Her heart stuttered and her mouth fell open. “Ten years for my family?”
He nodded solemnly.
“Oh,” she gasped as tears sprang into her eyes. “I didn’t know it was that different.” Ekho put his arm around her and pulled her against him.
“It’ll be okay honey kitten, don’t worry.”
Silence filled the kitchen as she struggled not to cry. Finally Barnabas said, “Elabb can send a charmed message to your family. Your Wiccan sister will be able to read the message and return a reply. I can’t allow too many messages, but one message every two months should be fine.”
Her heart leapt for joy. She could contact them! “Thank you, Barnabas!” The tears that fell from her cheeks now were happy ones.

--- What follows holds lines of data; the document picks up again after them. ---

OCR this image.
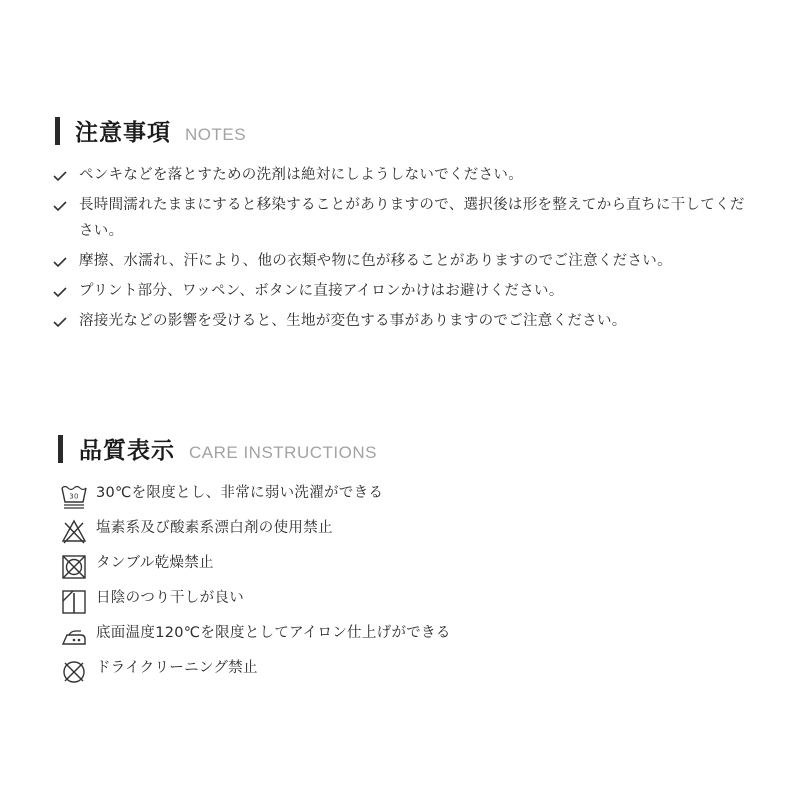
注意事項 NOTES
ペンキなどを落とすための洗剤は絶対にしようしないでください。
長時間濡れたままにすると移染することがありますので、選択後は形を整えてから直ちに干してください。
摩擦、水濡れ、汗により、他の衣類や物に色が移ることがありますのでご注意ください。
プリント部分、ワッペン、ボタンに直接アイロンかけはお避けください。
溶接光などの影響を受けると、生地が変色する事がありますのでご注意ください。
品質表示 CARE INSTRUCTIONS
30 30℃を限度とし、非常に弱い洗濯ができる
塩素系及び酸素系漂白剤の使用禁止
タンブル乾燥禁止
日陰のつり干しが良い
底面温度120℃を限度としてアイロン仕上げができる
ドライクリーニング禁止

Barnabas nodded slowly and said, “Write a letter to your family and I’ll have the carrier prepared within the hour.”
They stood up, thanking him once more, and hurried away so she could write her letter. “What’s a carrier?” she asked, as they sat down at the kitchen table in their temporary home.
“It’s a large, magical bird. It can travel between the realms unnoticed. They don’t speak, but they understand clearly and they’ll fly directly to whoever they’re charged to fly to. But the person has to be a Wiccan or wizard in order to understand them.”
Daeton used thick parchment paper and a quill pen to write a letter to her family. Perseus used a knife to cut the paper so it would fit into the small pouch the bird would carry. The paper was small, so she didn’t have enough room to write everything she wanted to say, but she was thankful for the opportunity to communicate with them. Instead of writing the full-length novel that was begging to be sent to her family, she penned a few paragraphs that explained, at least in part, what had happened and why she couldn’t come home.